Thermodynamic and Kinetic Aspects of the Interconversion of Chemical and Osmotic Energies in Mitochondria

Abstract

The conversion of osmotic energy into ATP has the following properties:a) K⁺, as effluent ion, can be replaced by Rb⁺, whereas when H⁺, as influent, is replaced by other cations, the synthesis is abolished.b) Both the effluent cation and the influent H⁺ seem to provide energy for the synthesis. The minimal sum of ΔpH +ΔpK, compatible with the synthesis, is 2.5 units, corresponding to an osmotic potential of 3.45 kcalories per gram‐ion equivalent⁻¹. The number of ion equivalents exchanged per ATP synthesized is dependent on the dimension of the osmotic potential.c) The osmotic potential compatible with the ATP synthesis is partially affected by the phosphate potential.

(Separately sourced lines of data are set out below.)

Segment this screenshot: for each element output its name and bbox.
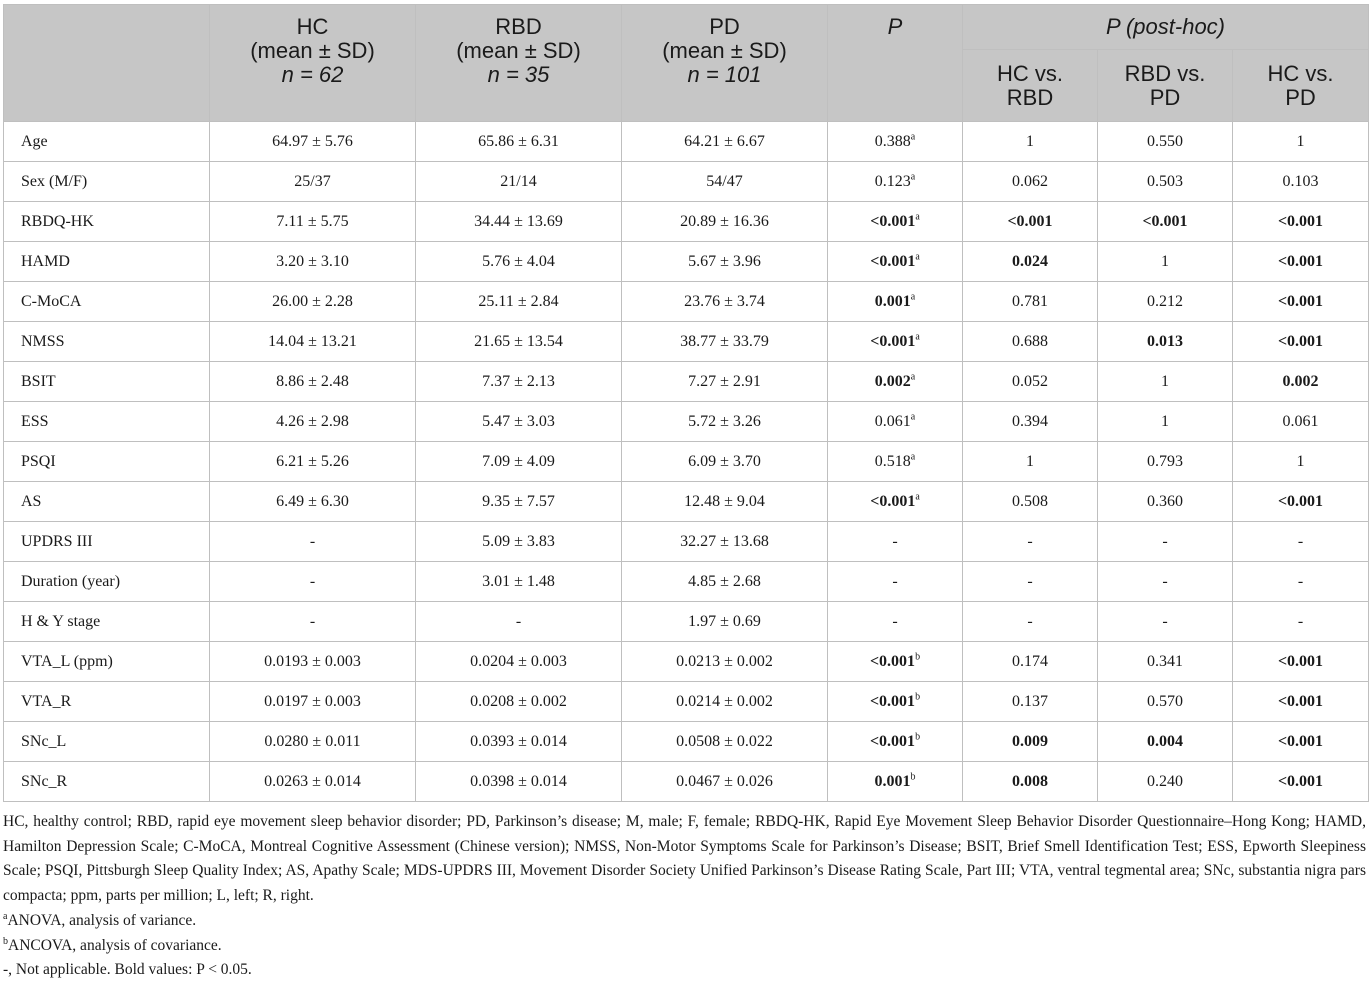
header-sub-line1: RBD vs. — [1124, 60, 1206, 86]
cell-hc-vs-pd: 0.103 — [1233, 162, 1369, 202]
cell-pd: 0.0467 ± 0.026 — [622, 762, 828, 802]
table-row — [4, 162, 1369, 202]
cell-hc-vs-rbd: 0.137 — [963, 682, 1098, 722]
cell-pd: 12.48 ± 9.04 — [622, 482, 828, 522]
cell-hc-vs-rbd: - — [963, 602, 1098, 642]
cell-hc: 0.0263 ± 0.014 — [210, 762, 416, 802]
cell-hc-vs-pd: <0.001 — [1233, 682, 1369, 722]
cell-hc-vs-rbd: 0.781 — [963, 282, 1098, 322]
header-hc-vs-pd — [1233, 50, 1369, 122]
header-rbd-n: n = 35 — [487, 62, 550, 87]
cell-rbd: 9.35 ± 7.57 — [416, 482, 622, 522]
header-rbd — [416, 5, 622, 122]
cell-hc-vs-pd: <0.001 — [1233, 482, 1369, 522]
cell-rbd-vs-pd: 0.360 — [1098, 482, 1233, 522]
cell-p — [828, 602, 963, 642]
cell-rbd-vs-pd: 0.004 — [1098, 722, 1233, 762]
cell-hc: 8.86 ± 2.48 — [210, 362, 416, 402]
row-label: PSQI — [4, 442, 210, 482]
cell-pd: 7.27 ± 2.91 — [622, 362, 828, 402]
p-value: - — [892, 532, 898, 550]
cell-p — [828, 162, 963, 202]
table-row — [4, 122, 1369, 162]
cell-hc: - — [210, 562, 416, 602]
p-footnote-mark: a — [915, 491, 920, 503]
cell-pd: 0.0214 ± 0.002 — [622, 682, 828, 722]
cell-hc: 0.0280 ± 0.011 — [210, 722, 416, 762]
cell-hc-vs-pd: 0.061 — [1233, 402, 1369, 442]
header-p — [828, 5, 963, 122]
p-footnote-mark: b — [915, 651, 921, 663]
row-label: Sex (M/F) — [4, 162, 210, 202]
cell-hc-vs-pd: 1 — [1233, 442, 1369, 482]
cell-rbd: 21/14 — [416, 162, 622, 202]
cell-p — [828, 242, 963, 282]
cell-pd: 23.76 ± 3.74 — [622, 282, 828, 322]
cell-hc-vs-rbd: 0.174 — [963, 642, 1098, 682]
cell-rbd: 25.11 ± 2.84 — [416, 282, 622, 322]
cell-p — [828, 642, 963, 682]
header-pd-stat: (mean ± SD) — [662, 38, 787, 63]
p-value: 0.518 — [874, 452, 911, 470]
cell-p — [828, 482, 963, 522]
cell-p — [828, 122, 963, 162]
header-sub-line2: PD — [1149, 84, 1181, 110]
table-row — [4, 202, 1369, 242]
table-row — [4, 602, 1369, 642]
cell-hc-vs-rbd: <0.001 — [963, 202, 1098, 242]
cell-hc: 14.04 ± 13.21 — [210, 322, 416, 362]
cell-rbd-vs-pd: - — [1098, 562, 1233, 602]
cell-rbd-vs-pd: 1 — [1098, 242, 1233, 282]
cell-pd: 4.85 ± 2.68 — [622, 562, 828, 602]
cell-hc: 64.97 ± 5.76 — [210, 122, 416, 162]
cell-hc: 7.11 ± 5.75 — [210, 202, 416, 242]
cell-pd: 32.27 ± 13.68 — [622, 522, 828, 562]
cell-hc-vs-rbd: - — [963, 562, 1098, 602]
footnote-b — [3, 934, 1366, 959]
p-footnote-mark: a — [910, 171, 916, 183]
header-p-label: P — [887, 14, 903, 39]
table-row — [4, 642, 1369, 682]
p-value: - — [892, 612, 898, 630]
cell-rbd: 21.65 ± 13.54 — [416, 322, 622, 362]
cell-p — [828, 562, 963, 602]
cell-rbd-vs-pd: 0.550 — [1098, 122, 1233, 162]
cell-hc-vs-pd: - — [1233, 602, 1369, 642]
table-page — [3, 4, 1368, 983]
header-posthoc — [963, 5, 1369, 50]
cell-rbd: 0.0398 ± 0.014 — [416, 762, 622, 802]
cell-hc-vs-pd: <0.001 — [1233, 322, 1369, 362]
row-label: Duration (year) — [4, 562, 210, 602]
p-footnote-mark: b — [915, 691, 921, 703]
cell-hc-vs-pd: - — [1233, 562, 1369, 602]
p-value: 0.061 — [874, 412, 911, 430]
p-value: 0.001 — [874, 772, 911, 790]
cell-hc: - — [210, 602, 416, 642]
header-pd-n: n = 101 — [687, 62, 762, 87]
cell-rbd-vs-pd: 0.013 — [1098, 322, 1233, 362]
cell-hc-vs-rbd: 0.394 — [963, 402, 1098, 442]
header-sub-line1: HC vs. — [997, 60, 1063, 86]
cell-rbd: 5.76 ± 4.04 — [416, 242, 622, 282]
cell-p — [828, 442, 963, 482]
results-table — [3, 4, 1369, 802]
cell-hc: 6.21 ± 5.26 — [210, 442, 416, 482]
cell-hc-vs-rbd: 1 — [963, 122, 1098, 162]
cell-hc: 4.26 ± 2.98 — [210, 402, 416, 442]
cell-pd: 0.0213 ± 0.002 — [622, 642, 828, 682]
header-rbd-vs-pd — [1098, 50, 1233, 122]
cell-hc-vs-rbd: 0.009 — [963, 722, 1098, 762]
row-label: VTA_R — [4, 682, 210, 722]
cell-rbd: 7.09 ± 4.09 — [416, 442, 622, 482]
cell-rbd: 7.37 ± 2.13 — [416, 362, 622, 402]
header-sub-line2: PD — [1285, 84, 1316, 110]
cell-hc: - — [210, 522, 416, 562]
header-posthoc-p: P — [1106, 14, 1120, 39]
cell-rbd-vs-pd: 1 — [1098, 362, 1233, 402]
header-pd-name: PD — [709, 14, 740, 39]
cell-p — [828, 722, 963, 762]
footnote-a-text: ANOVA, analysis of variance. — [7, 911, 197, 929]
cell-hc-vs-pd: <0.001 — [1233, 202, 1369, 242]
p-value: <0.001 — [870, 332, 916, 350]
row-label: HAMD — [4, 242, 210, 282]
cell-hc-vs-rbd: - — [963, 522, 1098, 562]
header-hc-name: HC — [296, 14, 329, 39]
cell-rbd-vs-pd: 0.503 — [1098, 162, 1233, 202]
cell-hc-vs-pd: <0.001 — [1233, 282, 1369, 322]
row-label: ESS — [4, 402, 210, 442]
footnote-a-mark: a — [3, 910, 8, 922]
table-row — [4, 482, 1369, 522]
header-hc-stat: (mean ± SD) — [250, 38, 375, 63]
row-label: BSIT — [4, 362, 210, 402]
cell-rbd-vs-pd: 0.341 — [1098, 642, 1233, 682]
cell-p — [828, 282, 963, 322]
cell-pd: 38.77 ± 33.79 — [622, 322, 828, 362]
footnote-na: -, Not applicable. Bold values: P < 0.05. — [3, 961, 252, 979]
cell-hc-vs-pd: - — [1233, 522, 1369, 562]
cell-hc-vs-pd: <0.001 — [1233, 722, 1369, 762]
table-row — [4, 282, 1369, 322]
cell-hc-vs-rbd: 0.062 — [963, 162, 1098, 202]
header-hc — [210, 5, 416, 122]
cell-hc-vs-rbd: 0.052 — [963, 362, 1098, 402]
p-value: <0.001 — [870, 252, 916, 270]
cell-rbd: 3.01 ± 1.48 — [416, 562, 622, 602]
p-value: 0.123 — [874, 172, 911, 190]
cell-hc-vs-rbd: 1 — [963, 442, 1098, 482]
p-value: <0.001 — [870, 492, 916, 510]
cell-rbd: 5.09 ± 3.83 — [416, 522, 622, 562]
row-label: VTA_L (ppm) — [4, 642, 210, 682]
header-sub-line2: RBD — [1006, 84, 1054, 110]
p-value: <0.001 — [869, 652, 916, 670]
cell-p — [828, 322, 963, 362]
header-pd — [622, 5, 828, 122]
footnotes — [3, 810, 1366, 983]
table-body — [4, 122, 1369, 802]
p-footnote-mark: a — [910, 371, 916, 383]
cell-hc-vs-pd: <0.001 — [1233, 762, 1369, 802]
table-row — [4, 722, 1369, 762]
p-footnote-mark: a — [915, 251, 920, 263]
cell-p — [828, 362, 963, 402]
cell-hc-vs-pd: <0.001 — [1233, 242, 1369, 282]
footnote-abbreviations: HC, healthy control; RBD, rapid eye movement sleep behavior disorder; PD, Parkinson’s disease; M, male; F, female; RBDQ-HK, Rapid Eye Movement Sleep Behavior Disorder Questionnaire–Hong Kong; HAMD, Hamilton Depression Scale; C-MoCA, Montreal Cognitive Assessment (Chinese version); NMSS, Non-Motor Symptoms Scale for Parkinson’s Disease; BSIT, Brief Smell Identification Test; ESS, Epworth Sleepiness Scale; PSQI, Pittsburgh Sleep Quality Index; AS, Apathy Scale; MDS-UPDRS III, Movement Disorder Society Unified Parkinson’s Disease Rating Scale, Part III; VTA, ventral tegmental area; SNc, substantia nigra pars compacta; ppm, parts per million; L, left; R, right. — [3, 813, 1366, 905]
table-row — [4, 242, 1369, 282]
cell-pd: 6.09 ± 3.70 — [622, 442, 828, 482]
cell-p — [828, 402, 963, 442]
cell-hc: 26.00 ± 2.28 — [210, 282, 416, 322]
row-label: UPDRS III — [4, 522, 210, 562]
cell-rbd-vs-pd: 0.240 — [1098, 762, 1233, 802]
header-rbd-name: RBD — [495, 14, 542, 39]
header-rbd-stat: (mean ± SD) — [456, 38, 581, 63]
cell-pd: 0.0508 ± 0.022 — [622, 722, 828, 762]
header-sub-line1: HC vs. — [1267, 60, 1334, 86]
row-label: Age — [4, 122, 210, 162]
cell-rbd: 65.86 ± 6.31 — [416, 122, 622, 162]
row-label: AS — [4, 482, 210, 522]
cell-rbd: 0.0208 ± 0.002 — [416, 682, 622, 722]
p-footnote-mark: a — [910, 131, 916, 143]
cell-rbd: 5.47 ± 3.03 — [416, 402, 622, 442]
cell-hc-vs-rbd: 0.024 — [963, 242, 1098, 282]
table-row — [4, 762, 1369, 802]
row-label: SNc_R — [4, 762, 210, 802]
cell-rbd-vs-pd: - — [1098, 602, 1233, 642]
header-hc-n: n = 62 — [281, 62, 344, 87]
table-row — [4, 682, 1369, 722]
cell-p — [828, 522, 963, 562]
cell-hc: 25/37 — [210, 162, 416, 202]
p-footnote-mark: a — [910, 451, 916, 463]
cell-rbd: 0.0204 ± 0.003 — [416, 642, 622, 682]
cell-hc: 0.0193 ± 0.003 — [210, 642, 416, 682]
p-value: <0.001 — [869, 692, 916, 710]
table-row — [4, 562, 1369, 602]
table-row — [4, 322, 1369, 362]
cell-rbd-vs-pd: <0.001 — [1098, 202, 1233, 242]
cell-p — [828, 762, 963, 802]
p-footnote-mark: a — [910, 291, 916, 303]
table-header — [4, 5, 1369, 122]
cell-rbd-vs-pd: 0.793 — [1098, 442, 1233, 482]
row-label: H & Y stage — [4, 602, 210, 642]
table-row — [4, 442, 1369, 482]
cell-hc: 3.20 ± 3.10 — [210, 242, 416, 282]
cell-pd: 1.97 ± 0.69 — [622, 602, 828, 642]
cell-rbd: - — [416, 602, 622, 642]
header-blank — [4, 5, 210, 122]
p-footnote-mark: b — [915, 731, 921, 743]
cell-hc: 6.49 ± 6.30 — [210, 482, 416, 522]
cell-rbd-vs-pd: 1 — [1098, 402, 1233, 442]
cell-pd: 20.89 ± 16.36 — [622, 202, 828, 242]
cell-hc-vs-rbd: 0.688 — [963, 322, 1098, 362]
cell-rbd: 34.44 ± 13.69 — [416, 202, 622, 242]
row-label: RBDQ-HK — [4, 202, 210, 242]
cell-hc-vs-pd: 0.002 — [1233, 362, 1369, 402]
p-value: <0.001 — [869, 732, 916, 750]
cell-pd: 5.67 ± 3.96 — [622, 242, 828, 282]
cell-p — [828, 682, 963, 722]
table-row — [4, 402, 1369, 442]
row-label: SNc_L — [4, 722, 210, 762]
cell-rbd-vs-pd: 0.570 — [1098, 682, 1233, 722]
row-label: NMSS — [4, 322, 210, 362]
cell-rbd: 0.0393 ± 0.014 — [416, 722, 622, 762]
footnote-a — [3, 909, 1366, 934]
p-value: <0.001 — [870, 212, 916, 230]
footnote-b-mark: b — [3, 935, 8, 947]
cell-pd: 5.72 ± 3.26 — [622, 402, 828, 442]
cell-hc-vs-rbd: 0.008 — [963, 762, 1098, 802]
cell-hc: 0.0197 ± 0.003 — [210, 682, 416, 722]
header-posthoc-suffix: (post-hoc) — [1119, 14, 1226, 39]
p-footnote-mark: a — [915, 331, 920, 343]
p-value: 0.002 — [874, 372, 911, 390]
footnote-b-text: ANCOVA, analysis of covariance. — [8, 936, 222, 954]
cell-rbd-vs-pd: - — [1098, 522, 1233, 562]
p-footnote-mark: a — [910, 411, 916, 423]
p-value: 0.001 — [874, 292, 911, 310]
table-row — [4, 522, 1369, 562]
row-label: C-MoCA — [4, 282, 210, 322]
cell-pd: 64.21 ± 6.67 — [622, 122, 828, 162]
table-row — [4, 362, 1369, 402]
p-footnote-mark: b — [910, 771, 916, 783]
cell-p — [828, 202, 963, 242]
header-hc-vs-rbd — [963, 50, 1098, 122]
cell-pd: 54/47 — [622, 162, 828, 202]
p-value: - — [892, 572, 898, 590]
p-footnote-mark: a — [915, 211, 920, 223]
cell-hc-vs-pd: <0.001 — [1233, 642, 1369, 682]
cell-rbd-vs-pd: 0.212 — [1098, 282, 1233, 322]
cell-hc-vs-pd: 1 — [1233, 122, 1369, 162]
p-value: 0.388 — [874, 132, 911, 150]
cell-hc-vs-rbd: 0.508 — [963, 482, 1098, 522]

The conversion of redox into osmotic energy has the following properties:a) The number of K⁺ ion equivalents exchanged with protons per energy rich bond is dependent on the concentrations of H⁺ and K⁺ in the inner and outer aqueous phases, increasing up to a maximal value of 4.b) The number of K⁺ ion equivalents exchanged with protons per energy rich bond increases parallel to the increase of the amount of valinomycin, up to the value of 4. On the basis of available data the following thermodynamic parameters are evaluated:a) The relationship between osmotic potential and ATP synthesis.b) The relationship between redox and osmotic energy.c) The osmotic potential barrier for ion translocation. A molecular mechanism for the interconversion of osmotic and chemical energies is discussed.